Маэстро вдруг осекся и костлявыми нервными пальцами оправил длинные волосы. По его мятежно-взволнованному, горько-радостному лицу скользнула тень какой-то недосказанной правды. Алексею показалось, что его любимый учитель в эту минуту как будто стал меньше и враз постарел на десяток лет…

– Месье Дарий! – Кречетов почтительно придержал за локоть мастера. Но тот хохотал тихим бессмысленным смехом, потирая свои сухие, узкие ладони. Не обращая внимания на Алексея, весь в себе, он прошелся по пустынному классу, пытаясь удержать неуместный смех, но потом враз стал замкнут, серьезен, как прежде, с гордо поднятой головой.

– Впрочем, своя рука – владыка, смотри, решать тебе, – через долгую паузу заключил он и, глядя в глаза растерянного ученика, уже без слов утешения, без тени снисходительной ласки добавил: – Что делать?… Я слишком симпатизирую тебе, Кречетов, чтобы быть объективным… Зато я знаю, сколь скоротечна жизнь. Да, человека трудно разложить по логике… Что там, человек изначально алогичен по природе своей, но… выжги в памяти: возвеличивший себя да и низвергнет. Я предчувствую: тебя, Алексей Кречетов, ждет венец славы, деньги и оглушительный успех, но пусть время и необходимость сделают тебя мудрым, решительным и благоразумным. А теперь будь добр, оставь меня. Иди и подумай над моими словами.

Напоследок маэстро перекрестил любимца, холодно погладил его по голове и, повернувшись спиной, отошел к окну.

«Этот разговор с месье Дарием случился третьего дня… – лежа на кровати в своем дортуаре, вспоминал Алексей. – А сегодня маэстро уже нет среди нас и никогда не будет. Осиротела наша потешка. Второго такого мастера не найти…»

Прошла неделя-другая в скорбном оцепенении, и когда воспитанники наконец очнулись – над всеми их мыслями витало тягостное сознание непоправимой утраты.
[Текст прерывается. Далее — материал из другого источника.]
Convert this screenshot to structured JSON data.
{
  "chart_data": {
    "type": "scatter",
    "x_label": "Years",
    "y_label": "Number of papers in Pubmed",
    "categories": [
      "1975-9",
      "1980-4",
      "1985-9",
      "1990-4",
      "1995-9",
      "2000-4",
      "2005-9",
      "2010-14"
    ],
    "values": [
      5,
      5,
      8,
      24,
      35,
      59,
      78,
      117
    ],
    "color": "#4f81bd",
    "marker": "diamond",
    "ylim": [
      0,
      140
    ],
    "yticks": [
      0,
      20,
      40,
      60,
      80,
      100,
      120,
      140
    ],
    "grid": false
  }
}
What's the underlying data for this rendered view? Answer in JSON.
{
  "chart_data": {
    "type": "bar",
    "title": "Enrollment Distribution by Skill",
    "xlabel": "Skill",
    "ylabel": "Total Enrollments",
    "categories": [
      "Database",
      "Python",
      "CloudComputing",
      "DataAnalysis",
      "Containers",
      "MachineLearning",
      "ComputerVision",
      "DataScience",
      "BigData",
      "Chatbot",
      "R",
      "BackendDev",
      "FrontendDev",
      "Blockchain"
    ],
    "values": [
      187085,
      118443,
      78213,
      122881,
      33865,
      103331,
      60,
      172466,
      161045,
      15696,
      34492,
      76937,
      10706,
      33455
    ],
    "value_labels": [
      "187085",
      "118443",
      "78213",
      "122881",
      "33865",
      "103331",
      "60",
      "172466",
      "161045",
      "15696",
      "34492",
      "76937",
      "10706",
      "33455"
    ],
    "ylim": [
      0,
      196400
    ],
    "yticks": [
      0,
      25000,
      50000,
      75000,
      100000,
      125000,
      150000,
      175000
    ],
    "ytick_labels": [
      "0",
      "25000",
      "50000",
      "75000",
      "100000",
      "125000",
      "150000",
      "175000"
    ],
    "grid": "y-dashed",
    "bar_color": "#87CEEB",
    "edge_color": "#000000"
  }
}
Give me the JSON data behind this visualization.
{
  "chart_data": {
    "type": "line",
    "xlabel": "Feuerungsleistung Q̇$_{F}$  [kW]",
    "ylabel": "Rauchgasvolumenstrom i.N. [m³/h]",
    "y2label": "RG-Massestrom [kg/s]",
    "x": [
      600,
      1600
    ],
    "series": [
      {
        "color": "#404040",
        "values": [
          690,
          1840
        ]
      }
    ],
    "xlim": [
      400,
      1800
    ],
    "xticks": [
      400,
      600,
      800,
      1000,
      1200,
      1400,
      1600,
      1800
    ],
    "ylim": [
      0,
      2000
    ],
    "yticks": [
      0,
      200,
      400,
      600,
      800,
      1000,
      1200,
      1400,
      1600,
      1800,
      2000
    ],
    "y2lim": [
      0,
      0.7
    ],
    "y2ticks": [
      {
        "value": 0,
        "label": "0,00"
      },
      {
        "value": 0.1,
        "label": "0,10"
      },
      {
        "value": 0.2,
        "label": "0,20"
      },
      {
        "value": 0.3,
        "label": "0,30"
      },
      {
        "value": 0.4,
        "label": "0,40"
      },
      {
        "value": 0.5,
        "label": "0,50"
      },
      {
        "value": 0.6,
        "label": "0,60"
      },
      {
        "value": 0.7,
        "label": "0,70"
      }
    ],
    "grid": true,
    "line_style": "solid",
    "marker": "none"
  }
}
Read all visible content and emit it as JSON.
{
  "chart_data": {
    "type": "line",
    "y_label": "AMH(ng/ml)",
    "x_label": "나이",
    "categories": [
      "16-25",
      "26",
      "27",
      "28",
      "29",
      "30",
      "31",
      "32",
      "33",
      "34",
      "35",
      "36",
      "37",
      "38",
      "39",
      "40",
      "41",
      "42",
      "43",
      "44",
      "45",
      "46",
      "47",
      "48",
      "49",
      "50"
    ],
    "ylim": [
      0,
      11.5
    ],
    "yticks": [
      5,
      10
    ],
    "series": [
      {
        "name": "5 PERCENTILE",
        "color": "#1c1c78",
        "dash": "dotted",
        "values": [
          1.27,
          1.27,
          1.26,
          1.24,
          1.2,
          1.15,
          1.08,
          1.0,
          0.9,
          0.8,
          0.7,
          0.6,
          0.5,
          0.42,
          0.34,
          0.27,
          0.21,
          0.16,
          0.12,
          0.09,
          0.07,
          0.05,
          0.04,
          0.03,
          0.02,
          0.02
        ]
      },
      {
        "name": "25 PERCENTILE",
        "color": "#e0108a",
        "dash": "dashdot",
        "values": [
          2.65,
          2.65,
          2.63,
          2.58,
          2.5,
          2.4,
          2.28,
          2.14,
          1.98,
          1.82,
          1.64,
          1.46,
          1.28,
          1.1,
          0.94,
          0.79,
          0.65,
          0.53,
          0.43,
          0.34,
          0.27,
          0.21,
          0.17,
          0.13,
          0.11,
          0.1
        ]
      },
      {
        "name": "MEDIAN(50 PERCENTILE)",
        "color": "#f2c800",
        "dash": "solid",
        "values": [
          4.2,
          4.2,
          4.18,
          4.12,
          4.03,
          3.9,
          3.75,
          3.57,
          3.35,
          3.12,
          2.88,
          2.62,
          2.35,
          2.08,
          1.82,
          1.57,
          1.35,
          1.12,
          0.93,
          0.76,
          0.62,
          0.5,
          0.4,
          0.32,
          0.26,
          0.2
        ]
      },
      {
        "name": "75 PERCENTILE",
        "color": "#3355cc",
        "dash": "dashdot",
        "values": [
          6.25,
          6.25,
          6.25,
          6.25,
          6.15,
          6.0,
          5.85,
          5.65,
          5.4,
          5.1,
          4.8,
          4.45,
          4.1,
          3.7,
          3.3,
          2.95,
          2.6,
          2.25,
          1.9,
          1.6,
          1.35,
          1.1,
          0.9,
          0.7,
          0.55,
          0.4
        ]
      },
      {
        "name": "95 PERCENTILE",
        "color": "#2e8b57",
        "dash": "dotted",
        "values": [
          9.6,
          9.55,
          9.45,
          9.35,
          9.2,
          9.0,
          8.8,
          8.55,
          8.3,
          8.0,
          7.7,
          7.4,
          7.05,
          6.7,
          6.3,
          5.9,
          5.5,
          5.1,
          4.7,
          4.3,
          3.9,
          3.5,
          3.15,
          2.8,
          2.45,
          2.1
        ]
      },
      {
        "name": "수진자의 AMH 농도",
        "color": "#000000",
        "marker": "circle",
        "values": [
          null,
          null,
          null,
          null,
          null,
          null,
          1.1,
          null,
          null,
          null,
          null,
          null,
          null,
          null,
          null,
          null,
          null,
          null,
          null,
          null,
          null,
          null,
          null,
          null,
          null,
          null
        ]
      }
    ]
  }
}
Конечно, жизнь шла своим чередом: как прежде, топились печи, кололись дрова, в баки заливалась вода, велось хозяйство, давались уроки, воспитанники беседовали о своих насущных делах, но проявилось в их бытие и нечто новое, равнодушное блеклое, отчего, несмотря на старания наставников, в коридорах училища начинало веять упадком. Воспитанники откровенно ленились работать в классах, к занятиям готовились спустя рукава, да и самих учителей нет-нет и охватывала та же странная тоска и уныние, от которых положительно все приходило в расстройство.

Именно в это же время, с уходом маэстро, в судьбе Кречетова произошел крутой поворот. Пройдя за четыре года полный курс «тщательной дрессировки», став лучшим танцовщиком училища, уже немало блистая на сцене городского театра, Алексей тем не менее встал перед выбором: следовать ли напутствиям месье Дария либо решиться и все же перескочить на другую ступень, ведущую, по его разумению, к истинному призванию.

Между тем все обстоятельства складывались на руку Кречетову. Еще в 1829 году в северной столице было утверждено новое «Положение Петербургского Театрального училища». В сем документе основной целью ставилась подготовка не балетных, а драматических артистов. После размолвки маэстро с дирекцией оскорбленный в своих чувствах Соколов, недолго думая, решил следовать столичной директиве. У Алешки появилась нежданно-негаданно возможность покинуть балетный класс, учеба в котором без месье Дария утратила для Кречетова смысл, и заняться наконец тем, к чему так давно стремилась его душа.

Вокруг слышались возмущенные голоса мастаков и друзей:

– Опомнись, дурья твоя голова!

– Талант зарываешь!

– Господа, не болен ли часом Кречетов?

– Наша надежда, и что же?! Мальчишка! Вот, вот она, господа, черная неблагодарность!

Однако Алексей точно не слышал этих голосов. «Мир слова» очаровал его сразу, властно призвал к себе от прежнего безмолвного искусства, хотя и там он, Кречетов, мог быть первым.

По соседству с драматическим классом жили «делаши-краскотеры» – те же воспитанники училища, которым надлежало под бдительным оком первого театрального художника Журавлева обучиться декорационной живописи.

Эта удивительная атмосфера, пропитанная особым устойчивым запахом красок, желатина и лака, наполненная картонами, холстами, эскизами декораций и чертежами, очаровала жадного до всего нового Алексея и часто манила его в художественный цех.

Игорь Иванович Журавлев, сухой и высокий от природы, словно оправдывал и подтверждал свое прозвище «Журавель». Друзья-краскотеры хвастали Алешке, что их наставник учился в столице и был питомцем студии академика Антонио Каноппи – известного архитектора, живописца и скульптора. Там, в Петербурге, он в совершенстве постиг искусство создания декораций к балетным, драматическим и оперным спектаклям.

Сам же художник Каноппи, уроженец синеокой Италии, сказывали, прожил весьма бурную молодость: бился с гвардейцами Наполеона в горах за свободу своей любимой Отчизны, но позже вынужден был навсегда эмигрировать и принять русское подданство.

Как и его достославный учитель, Журавлев писал на саратовской сцене пасторальные сюжеты, сооружал декорации с колоннами и статуями, смело, в известных пределах провинциальной цензуры, решая проблемы композиции и перспективы.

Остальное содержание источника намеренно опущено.